As a young boy, I never wanted to play with guns, toy tractors, or race cars. My mom knew and accepted that I was confused about my sexuality, but she fully embraced it.
My mom presented me with her coveted collection of barbies and barbie paraphernalia she had collected throughout her childhood. It was all in a 20-gallon plastic box. The box had a distinct smell when I opened it. I could almost taste the smell. I loved its nostalgic, pungent taste, like that of my grandmother’s perfume. I’ll never forget it. Somehow, my mom knew, as a boy, I’d enjoy the barbies. She was right. They became my everything.
Years later, I found myself in an emotional crisis. I needed to dive into a creative project to distract me from what was around me, my thoughts, and my feelings… So I dove into this box of barbies.

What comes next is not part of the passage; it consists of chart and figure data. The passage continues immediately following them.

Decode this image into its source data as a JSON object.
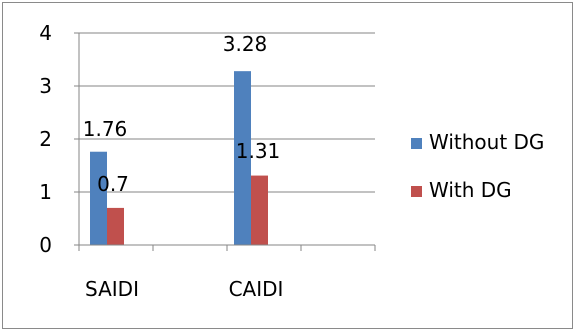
{
  "chart_data": {
    "type": "bar",
    "title": "",
    "xlabel": "",
    "ylabel": "",
    "categories": [
      "SAIDI",
      "CAIDI"
    ],
    "series": [
      {
        "name": "Without DG",
        "values": [
          1.76,
          3.28
        ],
        "color": "#4F81BD"
      },
      {
        "name": "With DG",
        "values": [
          0.7,
          1.31
        ],
        "color": "#C0504D"
      }
    ],
    "data_labels": [
      [
        "1.76",
        "3.28"
      ],
      [
        "0.7",
        "1.31"
      ]
    ],
    "ylim": [
      0,
      4
    ],
    "yticks": [
      "0",
      "1",
      "2",
      "3",
      "4"
    ],
    "grid": true,
    "legend_position": "right"
  }
}
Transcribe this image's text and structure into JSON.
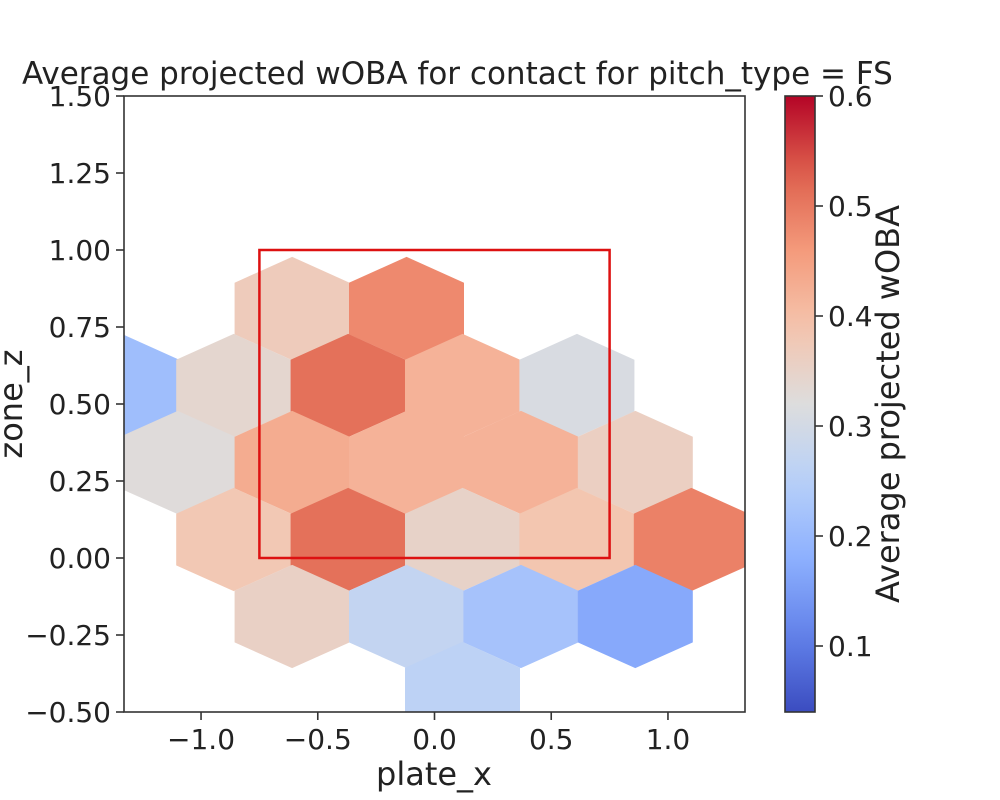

These photographs are an expression of my fascination with color, light, and shadow — and how they interplay with the emotional examination of a landscape. This series is an exploration of an unrealistic, unhealthy, insulting representation of the female appearance.
My goal is to transport the viewer into a surreal reality inspired by their inner child. As we grow from happy-go-lucky children into responsible adults, we leave behind the spirit of the child. We leave behind a curiosity, a wanting to play, and a sense of wonder and innocence. As adults, we must decide to return to that feeling.
In still-life photography, one must carefully choose props — placing them within a setting that provides context. Our childhood fascination with toys and collections, often put away in storage, comes out of the closet in these photos — Barbie reflected, flowered, and fried.